We heard it in that first reading, which was written against a background of war and occupation, words of promise and hope for a different future. God’s promise for a different future is for all nations, not just one. And so God asks his people to remember. And right remembering, honourable remembering, requires both honesty and vision from us.

It requires honesty about our past. Today we take an honest inventory of the facts of war and conflict, past and present. In honesty, we reflect and remember with sorrow, pride, gratitude, and wonder, and also with repentance, grief, and guilt. As part of their news site, The Guardian, has a page called “Datablog,” a place where they put analysis of all sorts of different reports as they come out with lots of facts and figures about war and war-casualties and war-dead. The site bears the strapline, “Facts are sacred.” Something that is sacred is to be held with respect and honor before God. That is what we do today when we honestly remember, because behind each fact is a person and behind them there is family, colleagues, friends, a community, and a nation that is different because of that one.

With the honest remembrance, God would also call us to have a vision for our future. In other words, don’t get stuck with the facts, however sacred, in a way that causes you to forget you have a future. Right and honorable remembering demands that we must have a vision to accompany it. On Friday evening, I attended a different sort of remembrance. Invited by my dear friend, Kat, I went to the Mourner’s Kaddish, on the 80th anniversary of Kristalnacht. Kristalnacht was the night in 1938 ended five years of “subtle” discrimination against German Jews, turning instead to outright slaughter. Ninety-one confirmed dead as the German nationalists murdered at least 91 Jews – but surely it was far more than that. Kristalnacht was the night when the holocaust began, ending only after the death of 6 million Jews. Seventy-five plus people prayed the Kadesh, lighting candles, surrounding the Water Dome at Florida Southern College.

“Exalted and hallowed be God’s great name in the world which God created, according to plan. May God’s majesty be revealed in the days of our lifetime and the life of all Israel — speedily, imminently, to which we say: Amen.”

(https://reformjudaism.org/practice/prayers-blessings/mourners-kaddish)

We remembered that night and I still remember because we want a different vision for the future.

God’s ultimate promise for us is that God will dwell with us, there will be no more mourning, no more crying, no more pain. We will get out of our cycles of violence and war because all of that has been gathering up in Christ who has shown us a different way. That future, though, starts now, with us. There is no going back, only moving forward. Taking our remembering and our honoring with us, and living in the light of it, not putting it aside.

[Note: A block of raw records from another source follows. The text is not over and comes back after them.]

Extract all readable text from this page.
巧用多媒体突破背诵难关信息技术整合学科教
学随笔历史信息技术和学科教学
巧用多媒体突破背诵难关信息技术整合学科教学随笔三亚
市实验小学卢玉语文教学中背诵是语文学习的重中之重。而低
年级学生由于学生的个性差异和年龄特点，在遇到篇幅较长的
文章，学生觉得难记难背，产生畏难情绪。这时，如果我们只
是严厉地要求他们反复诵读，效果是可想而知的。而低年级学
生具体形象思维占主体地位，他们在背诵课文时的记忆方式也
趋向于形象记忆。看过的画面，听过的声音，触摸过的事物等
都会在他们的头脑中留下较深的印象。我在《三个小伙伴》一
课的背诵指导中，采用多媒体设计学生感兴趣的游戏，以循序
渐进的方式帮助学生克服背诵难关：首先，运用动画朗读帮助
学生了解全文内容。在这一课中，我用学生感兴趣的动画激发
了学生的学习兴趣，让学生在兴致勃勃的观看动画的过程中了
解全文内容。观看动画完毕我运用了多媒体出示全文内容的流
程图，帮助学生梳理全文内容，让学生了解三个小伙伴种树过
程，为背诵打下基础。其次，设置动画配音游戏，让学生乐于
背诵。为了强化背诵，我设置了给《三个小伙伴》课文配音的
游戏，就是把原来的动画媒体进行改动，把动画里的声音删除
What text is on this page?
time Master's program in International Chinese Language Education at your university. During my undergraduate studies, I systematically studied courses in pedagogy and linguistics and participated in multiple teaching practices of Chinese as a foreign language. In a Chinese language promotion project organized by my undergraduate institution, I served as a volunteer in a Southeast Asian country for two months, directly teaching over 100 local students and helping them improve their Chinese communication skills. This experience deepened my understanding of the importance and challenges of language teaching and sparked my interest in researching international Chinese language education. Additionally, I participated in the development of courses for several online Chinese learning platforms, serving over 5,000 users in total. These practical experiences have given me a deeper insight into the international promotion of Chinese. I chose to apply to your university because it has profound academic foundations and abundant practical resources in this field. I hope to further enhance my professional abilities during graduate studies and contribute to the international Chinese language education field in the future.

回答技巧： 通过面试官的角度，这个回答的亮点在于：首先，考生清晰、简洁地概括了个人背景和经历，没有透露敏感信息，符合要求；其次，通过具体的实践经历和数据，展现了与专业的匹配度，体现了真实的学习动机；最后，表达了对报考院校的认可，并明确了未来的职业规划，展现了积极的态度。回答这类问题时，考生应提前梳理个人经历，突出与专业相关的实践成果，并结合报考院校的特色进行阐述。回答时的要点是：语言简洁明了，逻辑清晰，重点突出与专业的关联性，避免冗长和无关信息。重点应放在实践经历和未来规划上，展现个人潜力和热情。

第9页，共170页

If we don’t remember rightly, if we don’t remember in holiness and righteousness, then we might as well be singing another song. Here, the last stanza of “No Man’s Land” by Eric Bogle:

Ah, young Willie McBride, I can’t help wonder why,
Did all those who lay here really know why they died?
And did they believe when they answered the call,
Did they really believe that this war would end war?
For the sorrow, the suffering, the glory, the pain,
The killing and dying were all done in vain,
For, young Willie McBride, it all happened again,
And again and again and again and again.

Eric Bogle, 1976 (https://lyricstranslate.com/en/eric-bogle-no-mans-land-lyrics.html)

Written in 1976 after visiting the grave of a young man who died in the same Flander’s field that McCrae had written about, Bogle reflects on the absurdity of it all – the absurdity of the violence, the absurdity of our arrogance and power, and the absurdity of not having a lasting vision for the future.

Let this Veteran’s Day be a day of remembrance; but, may it be a remembrance that leads to a vision of God calls us for a new creation.